Slow Cooker Hawaiian Pineapple Chicken
This Slow Cooker Hawaiian Pineapple Chicken brings together juicy chicken thighs with the tropical sweetness of pineapple, honey, and ginger for a mouthwatering meal! Perfect for busy weeknights, the crock pot does all the work, making the chicken tender and flavorful. Serve it over rice for a complete, satisfying bowl-style dinner that’s both sweet and savory. With a hint of soy and garlic, it’s an easy recipe that’s sure to please. Garnish with fresh parsley for a beautiful finish and enjoy a taste of the islands!
Ingredients:
4 bone-in, skin-on chicken thighs
2 cups fresh pineapple, cut into 1-inch chunks
1 yellow onion, cut into 1-inch chunks
3 tablespoons honey
2 tablespoons soy sauce
1/2 cup dark brown sugar
1 tablespoon grated fresh ginger
2 garlic cloves, minced
2 teaspoons sesame seeds (optional)
1 tablespoon cornstarch
1 red bell pepper, cut into 1-inch chunks
Fresh parsley, for garnish
Directions:
1. Brown the Chicken: Heat a skillet or your slow cooker insert (if it’s cast aluminum) over high heat. Sear the chicken thighs for 3-5 minutes on each side until golden, then remove them from the slow cooker.

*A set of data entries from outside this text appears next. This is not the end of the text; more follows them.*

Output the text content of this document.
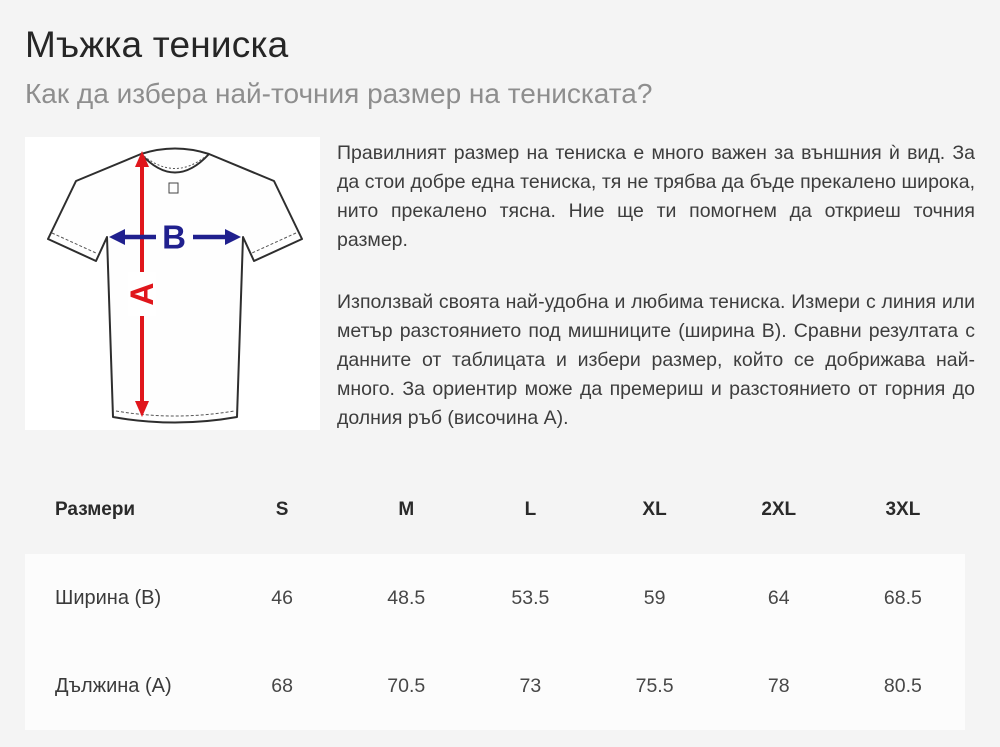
Мъжка тениска
Как да избера най-точния размер на тениската?
A
B

Правилният размер на тениска е много важен за външния ѝ вид. За да стои добре една тениска, тя не трябва да бъде прекалено широка, нито прекалено тясна. Ние ще ти помогнем да откриеш точния размер.

Използвай своята най-удобна и любима тениска. Измери с линия или метър разстоянието под мишниците (ширина B). Сравни резултата с данните от таблицата и избери размер, който се добрижава най-много. За ориентир може да премериш и разстоянието от горния до долния ръб (височина A).

Размери	S	M	L	XL	2XL	3XL
Ширина (B)	46	48.5	53.5	59	64	68.5
Дължина (A)	68	70.5	73	75.5	78	80.5
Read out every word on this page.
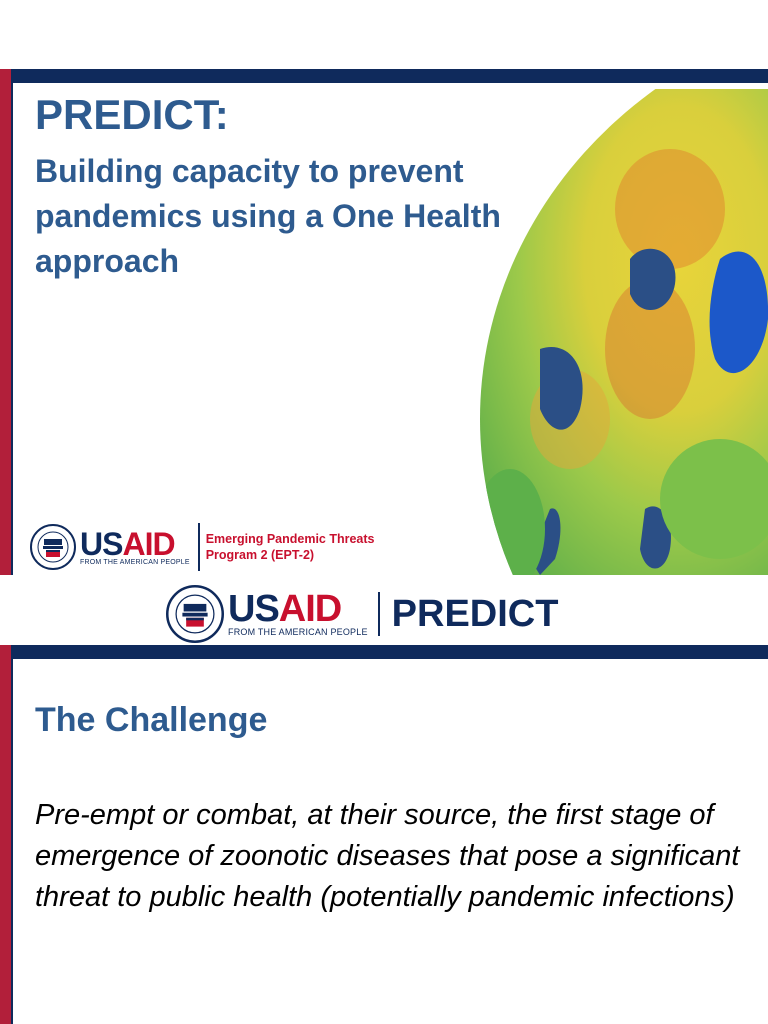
PREDICT:

Building capacity to prevent pandemics using a One Health approach

USAID
FROM THE AMERICAN PEOPLE
Emerging Pandemic Threats
Program 2 (EPT-2)
USAID
FROM THE AMERICAN PEOPLE PREDICT
The Challenge

Pre-empt or combat, at their source, the first stage of emergence of zoonotic diseases that pose a significant threat to public health (potentially pandemic infections)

2. Add Ingredients to Slow Cooker: Place the pineapple chunks and onion at the bottom of the slow cooker. In a small bowl, whisk together honey, soy sauce, brown sugar, grated ginger, and minced garlic, then pour this sauce over the pineapple and onion.
3. Cook the Chicken: Gently add the browned chicken thighs back into the slow cooker, ensuring they’re nestled in the sauce and veggies. Cover and cook on low for 5 hours or on high for 3 hours.
4. Finish with Cornstarch & Bell Peppers: In a small bowl, mix the cornstarch with 1 tablespoon of water, then add this mixture to the slow cooker along with the red bell pepper chunks. Cook for an additional 30 minutes to thicken the sauce.
5. Serve & Garnish: Serve the Hawaiian Pineapple Chicken over rice, and garnish with sesame seeds and fresh parsley if desired. Enjoy the sweet and savory taste of the islands!